38 "Man, Tom could have been in college ball easy. At a good school, too. If he would have stuck with it," Juan chimed in. "That boy has the gift."

They were right. Tom did have the gift. But he had dropped out of basketball. The Yeerk who controlled him had other plans, I guess.

I showered and got dressed for my next class. Marco was waiting out in the hallway. He had gym next period.

"B-ball today?" he asked. "Cool. I thought it was going to be more wrestling. I hate wrestling.

Getting up close and personal with sweaty guys? Not my idea of a good time."

"The ancient Greeks used to wrestle with no clothes," I pointed out. "Just be glad this isn't Greece."

"And no deodorant," Marco agreed. "It's going to be next Tuesday."

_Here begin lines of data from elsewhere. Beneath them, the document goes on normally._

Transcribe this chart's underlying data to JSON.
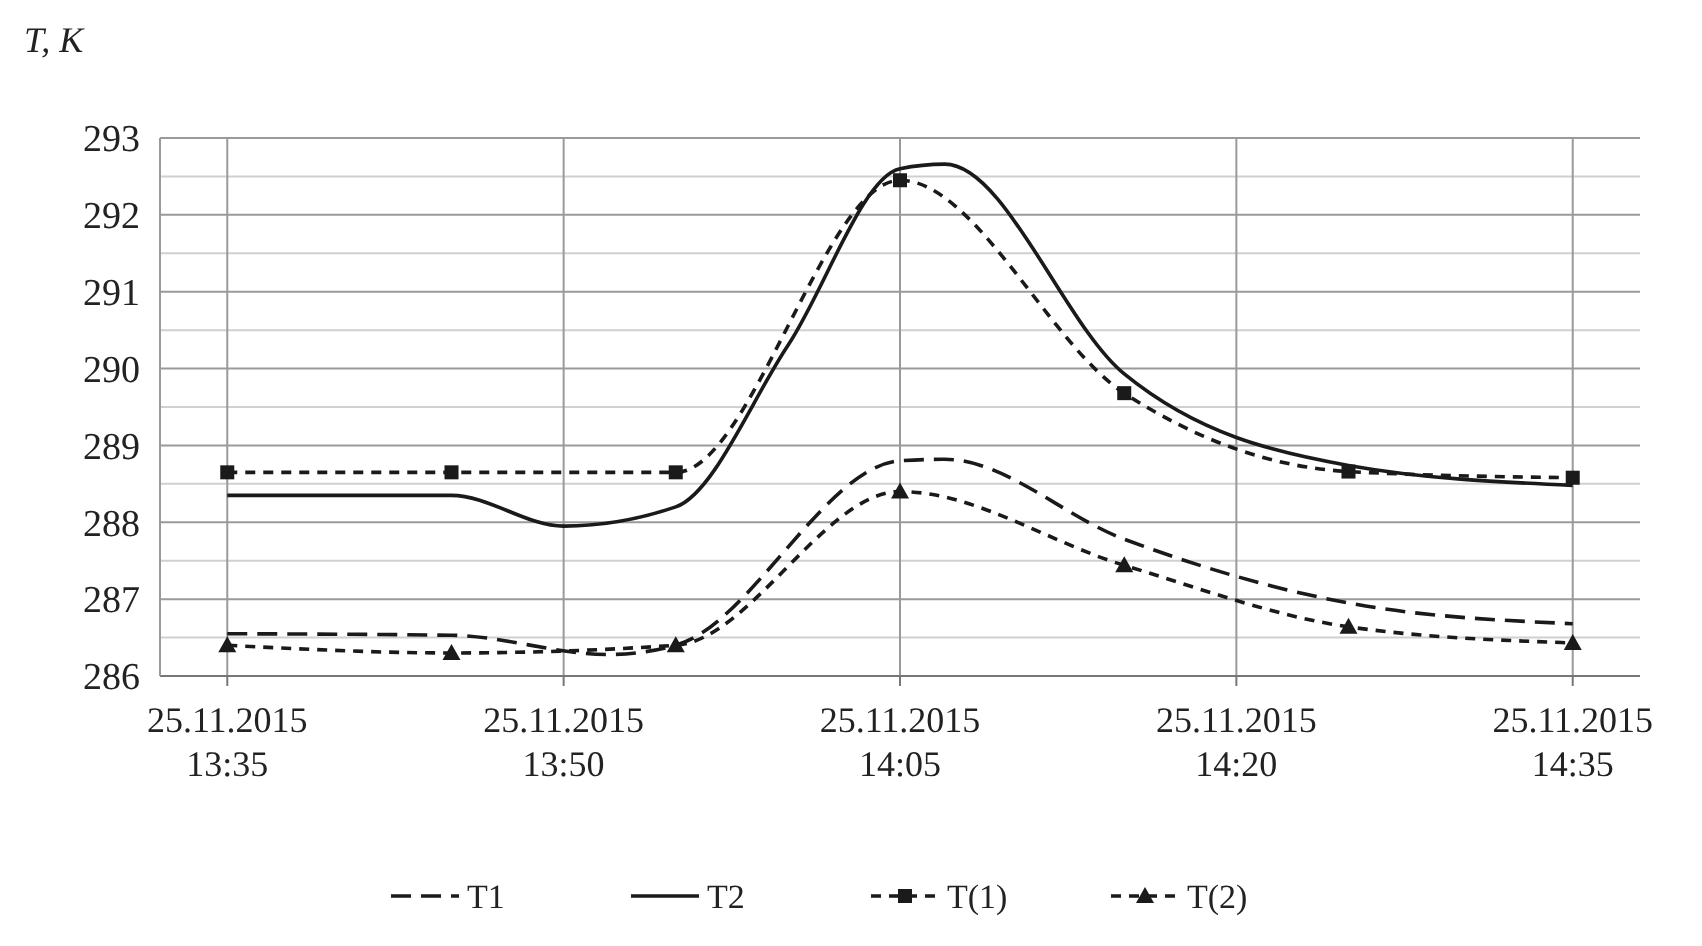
{
  "chart_data": {
    "type": "line",
    "ylabel": "T, K",
    "legend": "bottom",
    "grid": true,
    "xlim": [
      "2015-11-25T13:32",
      "2015-11-25T14:38"
    ],
    "xticks": [
      {
        "value": "2015-11-25T13:35",
        "label": "25.11.2015\n13:35"
      },
      {
        "value": "2015-11-25T13:50",
        "label": "25.11.2015\n13:50"
      },
      {
        "value": "2015-11-25T14:05",
        "label": "25.11.2015\n14:05"
      },
      {
        "value": "2015-11-25T14:20",
        "label": "25.11.2015\n14:20"
      },
      {
        "value": "2015-11-25T14:35",
        "label": "25.11.2015\n14:35"
      }
    ],
    "ylim": [
      286,
      293
    ],
    "yticks": [
      286,
      {
        "value": 286.5,
        "label": null
      },
      287,
      {
        "value": 287.5,
        "label": null
      },
      288,
      {
        "value": 288.5,
        "label": null
      },
      289,
      {
        "value": 289.5,
        "label": null
      },
      290,
      {
        "value": 290.5,
        "label": null
      },
      291,
      {
        "value": 291.5,
        "label": null
      },
      292,
      {
        "value": 292.5,
        "label": null
      },
      293
    ],
    "x": [
      "2015-11-25T13:35",
      "2015-11-25T13:45",
      "2015-11-25T13:55",
      "2015-11-25T14:05",
      "2015-11-25T14:15",
      "2015-11-25T14:25",
      "2015-11-25T14:35"
    ],
    "series": [
      {
        "name": "T1",
        "color": "#1a1a1a",
        "line_style": "dashed",
        "marker": "none",
        "x": [
          "2015-11-25T13:35",
          "2015-11-25T13:45",
          "2015-11-25T13:52",
          "2015-11-25T13:55",
          "2015-11-25T14:05",
          "2015-11-25T14:07",
          "2015-11-25T14:15",
          "2015-11-25T14:25",
          "2015-11-25T14:35"
        ],
        "values": [
          286.55,
          286.53,
          286.28,
          286.4,
          288.8,
          288.82,
          287.78,
          286.95,
          286.68
        ]
      },
      {
        "name": "T2",
        "color": "#1a1a1a",
        "line_style": "solid",
        "marker": "none",
        "x": [
          "2015-11-25T13:35",
          "2015-11-25T13:45",
          "2015-11-25T13:50",
          "2015-11-25T13:55",
          "2015-11-25T14:00",
          "2015-11-25T14:05",
          "2015-11-25T14:07",
          "2015-11-25T14:15",
          "2015-11-25T14:25",
          "2015-11-25T14:35"
        ],
        "values": [
          288.35,
          288.35,
          287.95,
          288.2,
          290.3,
          292.6,
          292.66,
          289.93,
          288.74,
          288.48
        ]
      },
      {
        "name": "T(1)",
        "color": "#1a1a1a",
        "line_style": "dotted",
        "marker": "square",
        "values": [
          288.65,
          288.65,
          288.65,
          292.45,
          289.68,
          288.66,
          288.58
        ]
      },
      {
        "name": "T(2)",
        "color": "#1a1a1a",
        "line_style": "dotted",
        "marker": "triangle",
        "values": [
          286.4,
          286.3,
          286.4,
          288.4,
          287.44,
          286.64,
          286.43
        ]
      }
    ]
  }
}
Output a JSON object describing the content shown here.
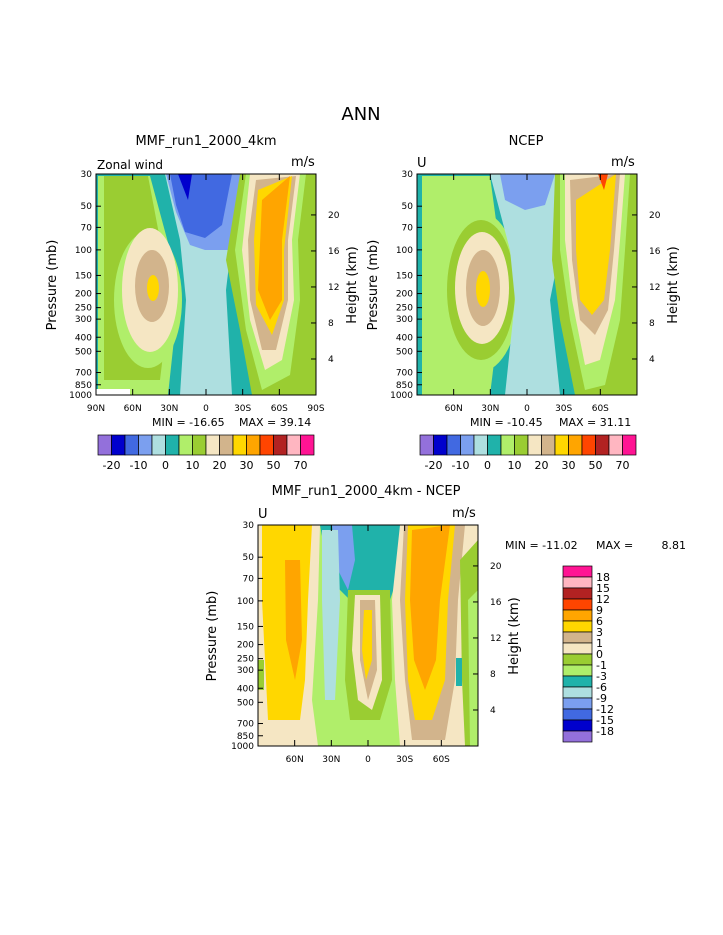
{
  "figure": {
    "title": "ANN"
  },
  "chart_data": [
    {
      "type": "heatmap",
      "panel": "model",
      "title": "MMF_run1_2000_4km",
      "left_label": "Zonal wind",
      "units": "m/s",
      "ylabel": "Pressure (mb)",
      "right_label": "Height (km)",
      "x_ticks": [
        "90N",
        "60N",
        "30N",
        "0",
        "30S",
        "60S",
        "90S"
      ],
      "y_ticks": [
        "30",
        "50",
        "70",
        "100",
        "150",
        "200",
        "250",
        "300",
        "400",
        "500",
        "700",
        "850",
        "1000"
      ],
      "height_ticks": [
        "20",
        "16",
        "12",
        "8",
        "4"
      ],
      "min_label": "MIN = -16.65",
      "max_label": "MAX = 39.14",
      "min": -16.65,
      "max": 39.14,
      "colorbar_labels": [
        "-20",
        "-10",
        "0",
        "10",
        "20",
        "30",
        "50",
        "70"
      ],
      "colorbar_colors": [
        "#9370DB",
        "#0000CD",
        "#4169E1",
        "#7B9FEF",
        "#AEDFE0",
        "#20B2AA",
        "#B0EE6A",
        "#9ACD32",
        "#F5E6C3",
        "#D2B48C",
        "#FFD700",
        "#FFA500",
        "#FF4500",
        "#B22222",
        "#FFB6C1",
        "#FF1493"
      ]
    },
    {
      "type": "heatmap",
      "panel": "obs",
      "title": "NCEP",
      "left_label": "U",
      "units": "m/s",
      "ylabel": "Pressure (mb)",
      "right_label": "Height (km)",
      "x_ticks": [
        "60N",
        "30N",
        "0",
        "30S",
        "60S"
      ],
      "y_ticks": [
        "30",
        "50",
        "70",
        "100",
        "150",
        "200",
        "250",
        "300",
        "400",
        "500",
        "700",
        "850",
        "1000"
      ],
      "height_ticks": [
        "20",
        "16",
        "12",
        "8",
        "4"
      ],
      "min_label": "MIN = -10.45",
      "max_label": "MAX = 31.11",
      "min": -10.45,
      "max": 31.11,
      "colorbar_labels": [
        "-20",
        "-10",
        "0",
        "10",
        "20",
        "30",
        "50",
        "70"
      ],
      "colorbar_colors": [
        "#9370DB",
        "#0000CD",
        "#4169E1",
        "#7B9FEF",
        "#AEDFE0",
        "#20B2AA",
        "#B0EE6A",
        "#9ACD32",
        "#F5E6C3",
        "#D2B48C",
        "#FFD700",
        "#FFA500",
        "#FF4500",
        "#B22222",
        "#FFB6C1",
        "#FF1493"
      ]
    },
    {
      "type": "heatmap",
      "panel": "diff",
      "title": "MMF_run1_2000_4km - NCEP",
      "left_label": "U",
      "units": "m/s",
      "ylabel": "Pressure (mb)",
      "right_label": "Height (km)",
      "x_ticks": [
        "60N",
        "30N",
        "0",
        "30S",
        "60S"
      ],
      "y_ticks": [
        "30",
        "50",
        "70",
        "100",
        "150",
        "200",
        "250",
        "300",
        "400",
        "500",
        "700",
        "850",
        "1000"
      ],
      "height_ticks": [
        "20",
        "16",
        "12",
        "8",
        "4"
      ],
      "min_label": "MIN = -11.02",
      "max_label": "MAX =",
      "max_value_label": "8.81",
      "min": -11.02,
      "max": 8.81,
      "colorbar_labels": [
        "18",
        "15",
        "12",
        "9",
        "6",
        "3",
        "1",
        "0",
        "-1",
        "-3",
        "-6",
        "-9",
        "-12",
        "-15",
        "-18"
      ],
      "colorbar_colors": [
        "#FF1493",
        "#FFB6C1",
        "#B22222",
        "#FF4500",
        "#FFA500",
        "#FFD700",
        "#D2B48C",
        "#F5E6C3",
        "#9ACD32",
        "#B0EE6A",
        "#20B2AA",
        "#AEDFE0",
        "#7B9FEF",
        "#4169E1",
        "#0000CD",
        "#9370DB"
      ]
    }
  ]
}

"What's going to be next Tuesday?"

Marco looked over my shoulder and then, very casually, around the hallway to make sure no one was close enough to overhear. "The governor. That's when he's going in the hospital. I'll bet you a hundred bucks it's for hemorrhoids." He grinned. "That's why it's kind of secret. No one is supposed to know."

"So, how do you know?"

"Well, we know from the meeting the other night that he's going, right? So all I had to do is find out what his schedule is going to be. Turns out it's no problem. I told them I was a reporter and they faxed me a copy."

Marco pulled a folded piece of paper from his pocket and opened it for me to see.

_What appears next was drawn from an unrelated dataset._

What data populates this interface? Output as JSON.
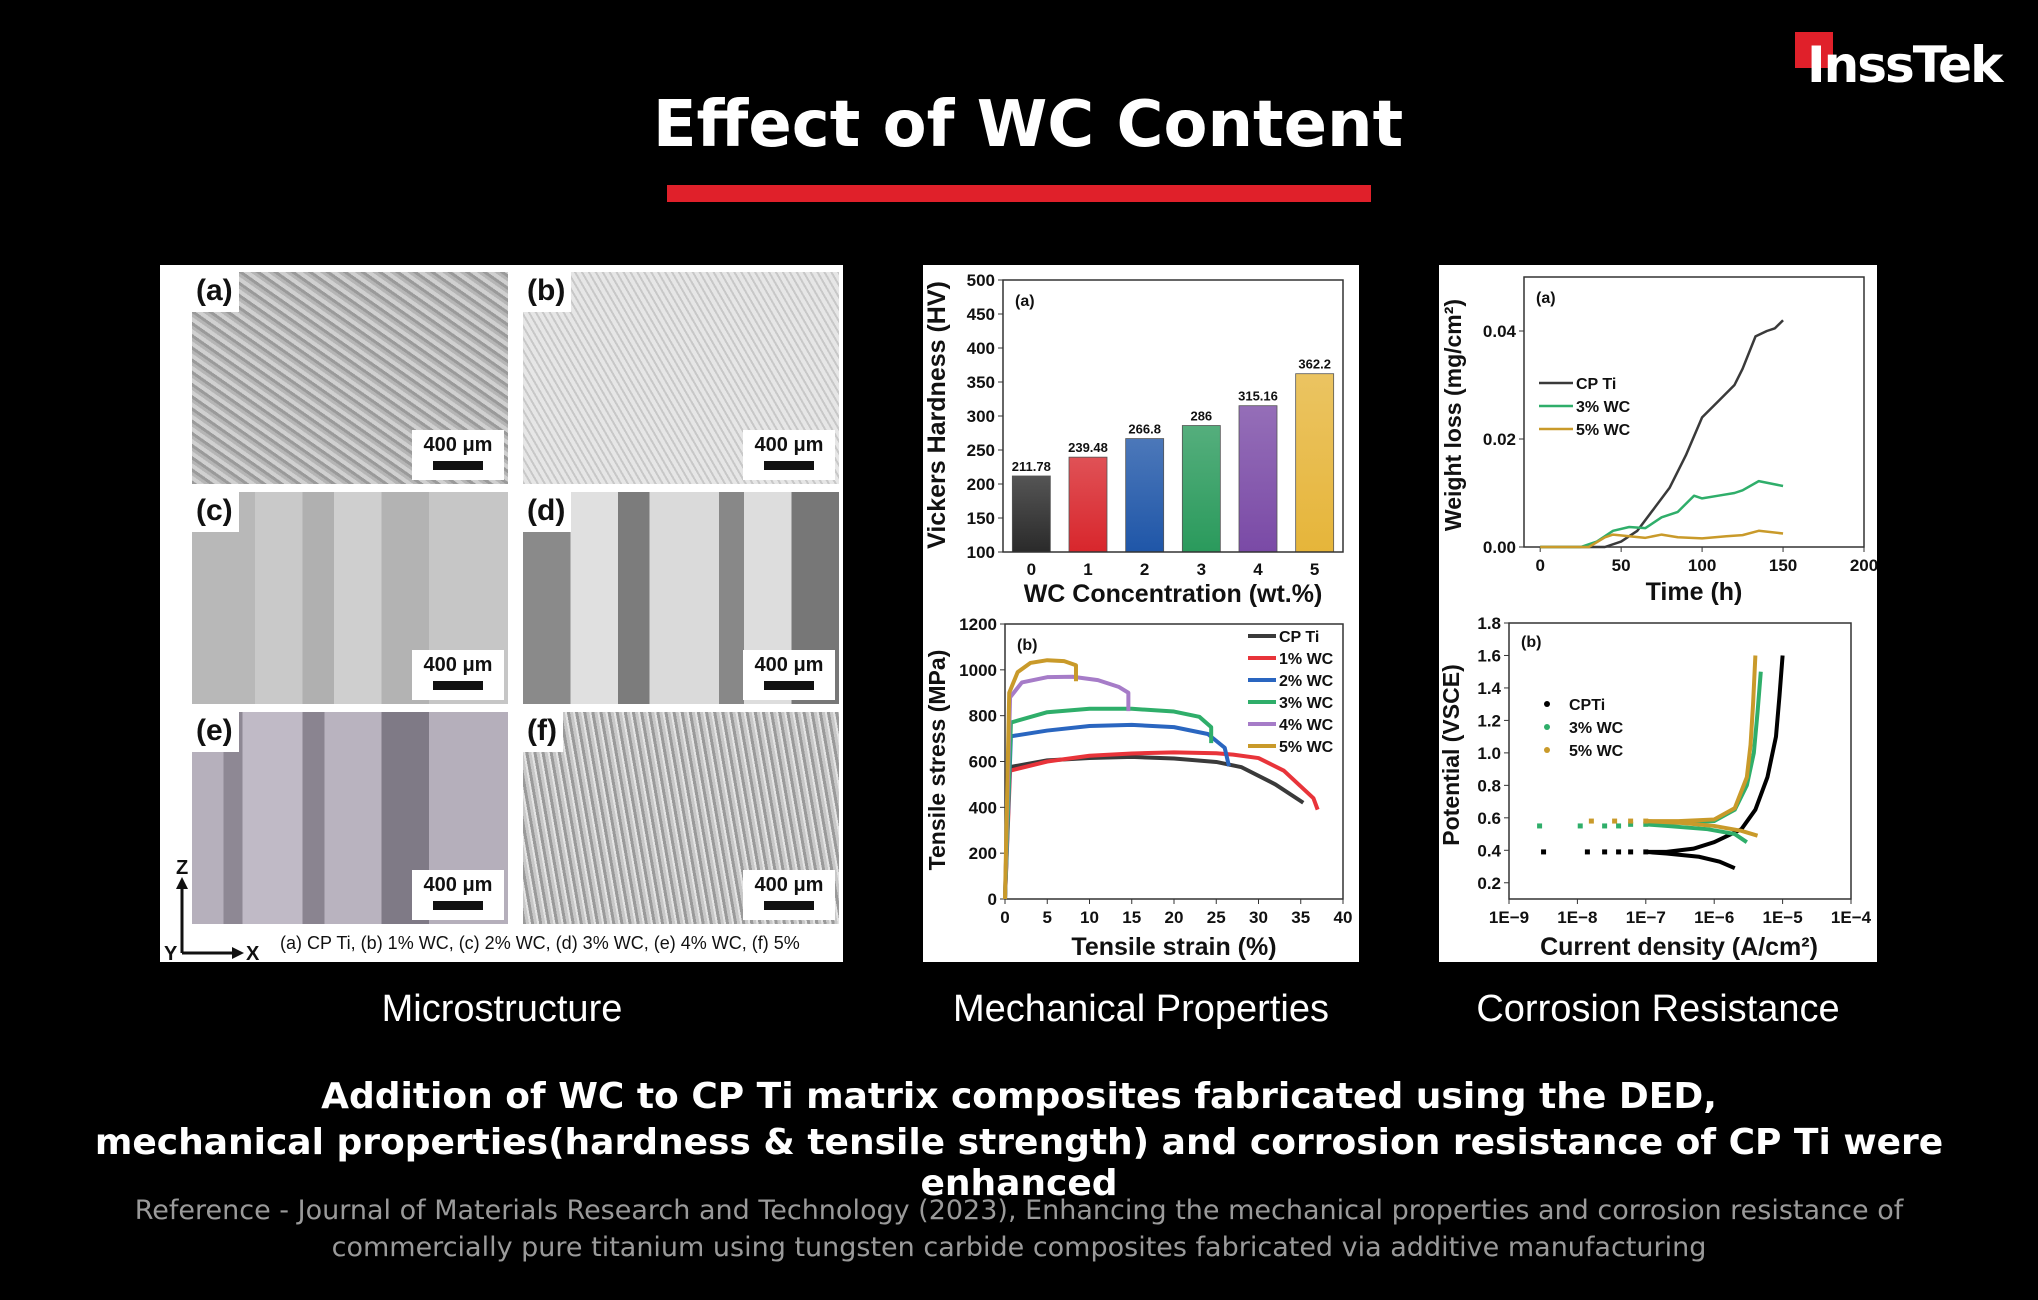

"See? Saturday he gives a speech. Sunday he goes on a TV interview show. Monday he gives another speech. Tuesday . . . oops! Suddenly on Tuesday he begins a five-day vacation, and they don't say where he's going."

"Why would he keep it a secret, I wonder?"

"Oh, puh-leeze. If it is hemorrhoids? A politician getting his hemorrhoids operated on? The jokes are just too easy. Letterman would be talking about it in his monologue."

I smiled. "Yeah, okay. Good work."

"Tomorrow's Saturday," Marco said. "Should we do it then?"

I guess the expression on my face showed how I felt. Marco cocked his head and looked sideways at me. "You okay, man? You had a close call last night. I've been there, so I know it isn't easy to just get past it."

39 "No, I'm cool," I said. I gave him a push. "Besides, since when are you all psyched to go?"

Marco had always been the most reluctant member of the group.

"You know since when," he said softly.

I nodded.

Marco was no longer reluctant to fight the Yeerks. It had become a very personal battle for him.

"Yeah, sorry," I said.

"As far as the others are concerned, I'm still the same old Marco," he said. "I don't want them thinking anything is different. I don't want them feeling sorry for me."

"Now, Marco, how is anyone ever going to feel sorry for you? You're so totally obnoxious."